IRS directive identifies nonqualified activities for section 199 deduction

Guidance clarifies manufactured, produced, grown or extracted definition


The IRS has issued a directive to its examiners on which types of activities meet the definition of “manufactured, produced, grown or extracted” (MPGE) for purposes of the domestic production activities deduction (DPAD) under section 199. On March 16, 2015, the Large Business and International division of the IRS (LB&I) issued directive LB&I-04-0315-001 in order to further clarify the MPGE definition provided under Reg. section 1.199-3(e).

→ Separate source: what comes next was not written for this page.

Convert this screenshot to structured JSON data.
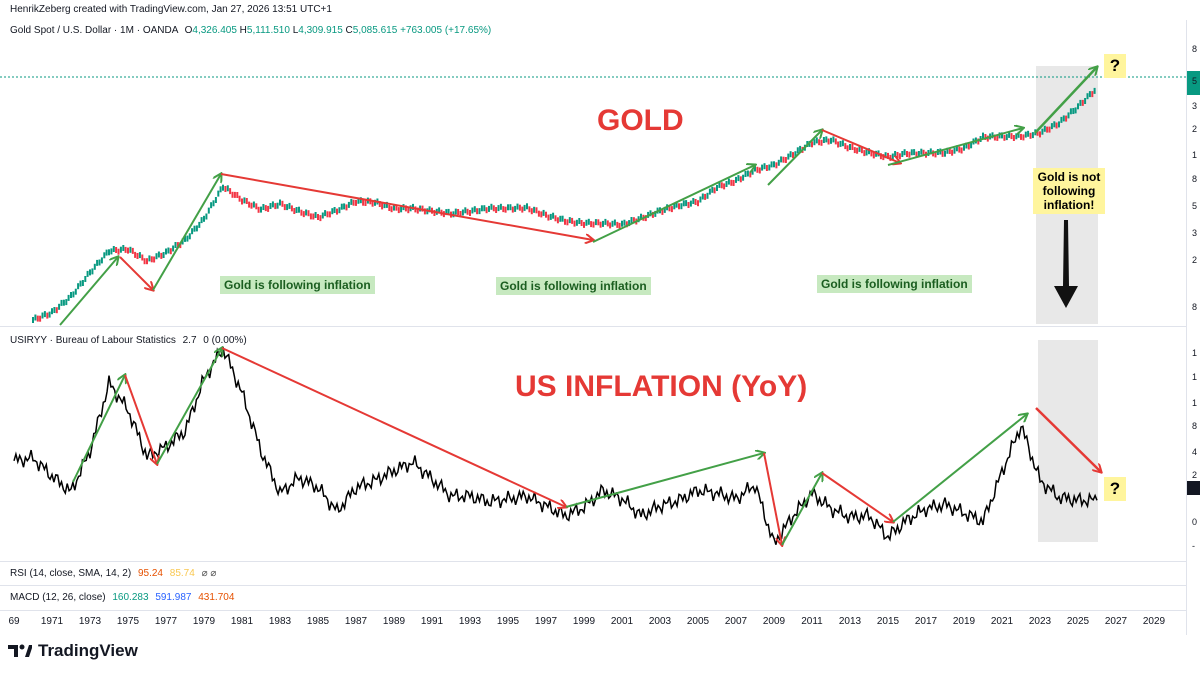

Generally, section 199 provides for a deduction for the income attributable to a taxpayer's qualified production activities. A taxpayer must satisfy a number of requirements to be eligible for the deduction; at issue in the present directive is the requirement that the taxpayer demonstrate that it had manufactured, produced, grown or extracted the otherwise qualified production property in whole or in significant part within the United States. The directive provides that all other requirements delineated in the code and the regulations are still applicable and that the guidance is intended solely to aid examiners in determining whether certain activities meet the MPGE definition.

A taxpayer may not claim DPAD when an activity is not within the MPGE definition. The IRS has provided the following examples of activities performed at a retail level that are generally considered to fall outside the MPGE definition and, as such, are ineligible for DPAD:

  • Cutting blank keys to a customer's specification
  • Mixing base paint and a paint coloring agent
  • Applying garnishments to cake that is not baked where sold
  • Applying gas to agricultural products to slow or expedite fruit ripening
  • Storing agricultural products in a controlled environment to extend shelf life
  • Maintaining plants and seedlings

The directive acknowledges that other similar activities may fall outside the MPGE definition but that all activities should be judged on the specific facts and circumstances of the taxpayer's activities, the processes under which the activities are performed, and the taxpayer's specific industry. 

This guidance is helpful for taxpayers who are questioning whether their activities meet the MPGE definition. The taxpayer, with the assistance of a qualified tax professional, should analyze any similar activities in their business in light of this clarifying directive in order to determine whether the activity falls within the MPGE definition.